Dans les cas où le diagnostic reste incertain, il doit être confirmé par un test de provocation orale qui reste le gold standard. Un protocole précis a été développé par S.A. Bock en 1998 et

standardisé par l’European Academy of Allergy and Clinical Immunology en 2004. Il consiste à exposer sur environ 2h le patient à des quantités croissantes de l’aliment considéré jusqu’à apparition de symptômes cliniques (test positif) ou jusqu’à l’ingestion d’une quantité conséquente en l’absence de réaction (test négatif). Ce test comporte un risque de réaction anaphylactique potentiellement sévère et doit donc être effectué sous surveillance médicale étroite qui doit se prolonger après le test, avec une équipe entraînée et disposant du matériel de réanimation adéquat. Il est donc long et coûteux à effectuer et peut être à l’origine d’une angoisse et/ou d’une réaction clinique très désagréable pour le patient.

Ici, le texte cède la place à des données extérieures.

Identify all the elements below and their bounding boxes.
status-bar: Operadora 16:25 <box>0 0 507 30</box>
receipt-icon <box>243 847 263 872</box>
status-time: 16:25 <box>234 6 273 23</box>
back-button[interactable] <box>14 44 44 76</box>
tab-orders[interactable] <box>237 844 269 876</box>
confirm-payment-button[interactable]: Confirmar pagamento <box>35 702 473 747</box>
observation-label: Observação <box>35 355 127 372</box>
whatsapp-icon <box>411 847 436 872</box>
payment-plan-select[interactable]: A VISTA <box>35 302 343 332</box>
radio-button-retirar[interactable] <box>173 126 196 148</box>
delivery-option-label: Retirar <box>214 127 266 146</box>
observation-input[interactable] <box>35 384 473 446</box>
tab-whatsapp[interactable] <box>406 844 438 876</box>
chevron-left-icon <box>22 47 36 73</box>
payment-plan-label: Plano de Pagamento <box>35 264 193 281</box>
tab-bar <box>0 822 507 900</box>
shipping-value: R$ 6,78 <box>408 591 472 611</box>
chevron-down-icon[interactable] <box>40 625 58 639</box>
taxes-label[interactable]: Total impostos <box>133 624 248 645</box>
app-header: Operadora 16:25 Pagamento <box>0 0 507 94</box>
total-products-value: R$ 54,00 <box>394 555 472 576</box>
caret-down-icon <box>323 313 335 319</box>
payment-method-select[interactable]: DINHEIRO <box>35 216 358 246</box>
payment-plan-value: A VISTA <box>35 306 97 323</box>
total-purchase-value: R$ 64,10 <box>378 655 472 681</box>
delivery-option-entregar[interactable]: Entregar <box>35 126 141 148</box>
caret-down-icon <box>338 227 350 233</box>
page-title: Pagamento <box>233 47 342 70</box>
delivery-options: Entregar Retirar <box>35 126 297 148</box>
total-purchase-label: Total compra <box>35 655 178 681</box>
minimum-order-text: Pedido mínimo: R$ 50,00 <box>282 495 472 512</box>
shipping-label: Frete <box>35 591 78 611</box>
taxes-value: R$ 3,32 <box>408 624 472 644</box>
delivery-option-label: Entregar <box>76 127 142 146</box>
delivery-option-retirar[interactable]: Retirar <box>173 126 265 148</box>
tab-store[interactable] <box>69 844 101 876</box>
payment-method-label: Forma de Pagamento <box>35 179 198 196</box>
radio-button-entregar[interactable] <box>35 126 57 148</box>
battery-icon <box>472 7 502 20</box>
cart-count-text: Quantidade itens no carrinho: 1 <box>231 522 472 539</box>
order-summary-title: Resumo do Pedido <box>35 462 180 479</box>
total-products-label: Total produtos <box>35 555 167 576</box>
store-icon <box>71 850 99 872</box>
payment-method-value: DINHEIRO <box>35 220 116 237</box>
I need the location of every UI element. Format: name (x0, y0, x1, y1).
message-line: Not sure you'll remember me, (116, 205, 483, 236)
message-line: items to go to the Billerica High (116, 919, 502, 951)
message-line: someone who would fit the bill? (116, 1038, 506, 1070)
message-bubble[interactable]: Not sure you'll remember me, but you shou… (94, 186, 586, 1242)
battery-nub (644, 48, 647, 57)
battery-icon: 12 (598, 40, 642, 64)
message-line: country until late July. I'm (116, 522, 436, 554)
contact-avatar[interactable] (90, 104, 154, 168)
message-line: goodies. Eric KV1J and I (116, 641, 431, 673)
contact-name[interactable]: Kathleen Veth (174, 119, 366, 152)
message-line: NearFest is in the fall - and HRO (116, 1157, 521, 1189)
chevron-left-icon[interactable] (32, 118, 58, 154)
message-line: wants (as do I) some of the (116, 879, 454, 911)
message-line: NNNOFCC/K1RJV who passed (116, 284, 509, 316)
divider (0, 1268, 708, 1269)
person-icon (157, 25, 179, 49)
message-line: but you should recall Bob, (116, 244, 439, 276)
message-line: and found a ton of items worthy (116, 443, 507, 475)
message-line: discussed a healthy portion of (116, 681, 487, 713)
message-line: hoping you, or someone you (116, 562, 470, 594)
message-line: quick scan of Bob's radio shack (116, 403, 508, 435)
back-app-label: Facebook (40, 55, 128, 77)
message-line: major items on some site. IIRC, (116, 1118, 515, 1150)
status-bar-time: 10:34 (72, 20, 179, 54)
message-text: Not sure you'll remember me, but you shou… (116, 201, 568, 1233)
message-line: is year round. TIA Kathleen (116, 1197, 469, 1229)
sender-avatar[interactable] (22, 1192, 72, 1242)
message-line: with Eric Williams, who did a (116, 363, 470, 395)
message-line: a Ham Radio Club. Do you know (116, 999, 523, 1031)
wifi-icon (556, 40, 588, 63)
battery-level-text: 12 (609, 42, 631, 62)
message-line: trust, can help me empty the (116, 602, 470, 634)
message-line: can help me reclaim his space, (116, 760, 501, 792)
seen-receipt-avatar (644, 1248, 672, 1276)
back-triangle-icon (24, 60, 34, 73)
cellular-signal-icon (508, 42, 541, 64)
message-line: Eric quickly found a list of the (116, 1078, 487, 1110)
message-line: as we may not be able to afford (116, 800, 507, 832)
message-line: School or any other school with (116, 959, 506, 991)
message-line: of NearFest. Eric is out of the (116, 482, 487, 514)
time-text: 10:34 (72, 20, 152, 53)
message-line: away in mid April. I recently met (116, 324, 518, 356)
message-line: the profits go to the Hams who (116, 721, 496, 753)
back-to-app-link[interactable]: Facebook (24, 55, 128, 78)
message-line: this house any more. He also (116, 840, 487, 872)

e. Prise en charge et traitement :

Il n’y a actuellement pas de traitement curatif de l’allergie alimentaire et la prise en charge repose sur une éviction stricte de l’allergène et l’apprentissage par le patient et son entourage des traitements d’urgence en cas d’ingestion accidentelle (anti-histaminiques, adrénaline auto-injectable, éventuellement stéroïdes),

Un suivi médical régulier est nécessaire pour vérifier l’adhérence au régime, adapter et faire revoir au patient le traitement d’urgence, éviter les carences chez les enfants et vérifier l’apparition d’une éventuelle tolérance. En effet, certaines allergies peuvent se résoudre spontanément principalement en cas d’allergie au lait et à l’œuf tandis que 80% des patients allergiques aux arachides le resteront de manière très prolongée. L’apparition de cette tolérance ne peut être déterminée précisément au moyen des tests sanguins et des tests de provocation orale

répétés sont donc nécessaires pour décider du moment adéquat de la réintroduction de l’aliment après plusieurs mois ou années d’éviction. Néanmoins, le régime d’éviction à l’œuf est difficile à suivre pour les patients, d’autant plus que l’œuf est un aliment ubiquitaire et est fréquemment utilisé dans la plupart des aliments industriels. En conséquence, les patients sont beaucoup plus sujets à des expositions accidentelles qu’avec d’autres aliments comme le poisson. Les patients souffrent ainsi souvent d’une grande anxiété liée à ce risque d’exposition accidentelle et craignent des réactions sévères.

Afin de réduire le nombre de tests de provocation orale nécessaires, Sampson et al ont calculé des valeurs seuil d’IgE spécifiques permettant de diagnostiquer l’allergie à l’œuf. Cette première étude a été suivie par d’autres qui ont mis en évidence des seuils différents, seuils qui semblent varier en fonction de l’âge du patient et du type de réaction. Toutefois, ces études n’ont pas étudié l’utilité potentielle des taux d’IgE spécifiques pour la prévision de la sévérité des réactions cliniques. Par contre, Hourihane et al ont récemment mis en évidence une relation entre les symptômes déclenchés lors de tests de provocation orale et le taux d’IgE spécifiques aux arachides. Comme la réactivité clinique varie en fonction de l’allergène, ces résultats ne peuvent être généralisés aux autres aliments.